Idealizado por Jéssica Barbosa e Pedro Sá Moraes, o trabalho resgata uma história familiar muito importante para a atriz. Até os 32 anos, a artista acreditava que a sua avó paterna, Judith, havia morrido em um acidente de carro, quando seu pai ainda era um bebê. No entanto, a realidade era bem diferente.
Na verdade, a matriarca foi internada compulsoriamente por seu marido em um hospital psiquiátrico, aos 28 anos. Ela passou 13 anos na instituição, até sua morte, aos 42. Quando Jéssica descobriu esse fato, sentiu que era sua missão descortinar essa história. Afinal, era injusto mais uma jovem mulher preta, mãe de cinco filhos, ter sua voz silenciada de uma maneira tão brutal. “Meu avô nunca se casou com ela no papel. Na verdade, ele a traiu e se casou com uma mulher branca. Desconfiamos que ela enfrentou uma depressão pós-parto, mas não havia esse diagnóstico nos anos 40”, comenta Jéssica.
O desenvolvimento da peça começou em 2018, quando Jéssica e Pedro ingressaram na residência artística do Museu Bispo do Rosário, chamado de Programa Casa B. A dupla pesquisou o universo da saúde mental, a história de Judith e sua interface com a arte durante três anos. Nesse período, trocaram experiências com os artistas residentes do Ateliê Gaia, além de acessar vários materiais de pesquisa e contar com o apoio da curadora pedagógica do Museu Bispo do Rosário Diana Kolker, orientadora durante a construção desse trabalho.
Enquanto construía a dramaturgia, a atriz debruçou-se sobre livros como “Holocausto brasileiro” (2013), da jornalista Daniela Arbex, sobre o Hospital Colônia de Barbacena, e “Mulheres e Loucura: Narrativas de Resistência” (2020), de Melissa de Oliveira Pereira. Além disso, promoveu debates em seu canal do YouTube com o psicólogo Lucas Veiga, com a psicóloga e doula Luiza Ferreira e com a própria Diana Kolker.
“Precisamos racializar a história da luta antimanicomial, especialmente no caso das mulheres, que sempre escutam que estão ficando loucas. E pensarmos sobre saúde mental em uma época em que estamos generalizadamente doentes, com insônia, bruxismo, burnout e depressão, é fundamental. Afinal, o que é a loucura?”, completa.
Espetáculo como ebó
Segundo Jéssica, “Em Busca de Judith” é muito mais do que um espetáculo teatral. A conexão espiritual – e até ancestral – dela foi tão grande, ao longo do processo, que é quase como um ebó, ritual de oferenda aos Orixás para equilibrar diferentes aspectos da vida e até desfazer nós.

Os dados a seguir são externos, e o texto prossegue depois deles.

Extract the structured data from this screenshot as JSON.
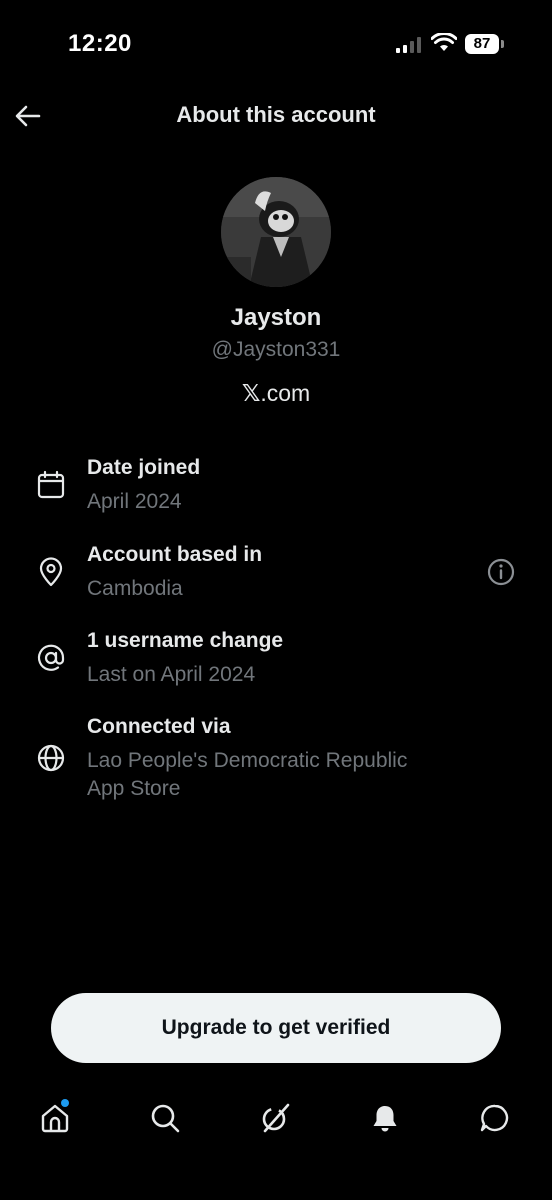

Outro aspecto importante da montagem é a música. Com trilha sonora ao vivo executada por Alysson Bruno (percussão e voz) e Muato (voz, baixo, guitarra e violão), a peça também é embalada pela potente voz de Jéssica Barbosa, que interpreta canções carregadas de afeto e emoção. A direção musical é de Pedro Sá Moraes. “As canções são momentos de reflexão, de respiro. Ao mesmo tempo, essa musicalidade conversa com a pesquisa de doutorado do Pedro, que investiga o quanto a música traz um ritmo para a fala – e como se constrói um tipo de espetáculo em que o texto é atravessado pelas canções”, comenta a idealizadora. Há também muitas referências a elementos relacionados à estética negra, como a capoeira e a própria dança executada em cena. “Nossa historiografia pessoal se dá no coletivo. Por isso, tem muita coisa do coletivo que se dá pela busca pessoal. O quintal é o mundo. Se houve X pessoas internadas no manicômio Y, todos temos responsabilidade sobre isso”, acrescenta.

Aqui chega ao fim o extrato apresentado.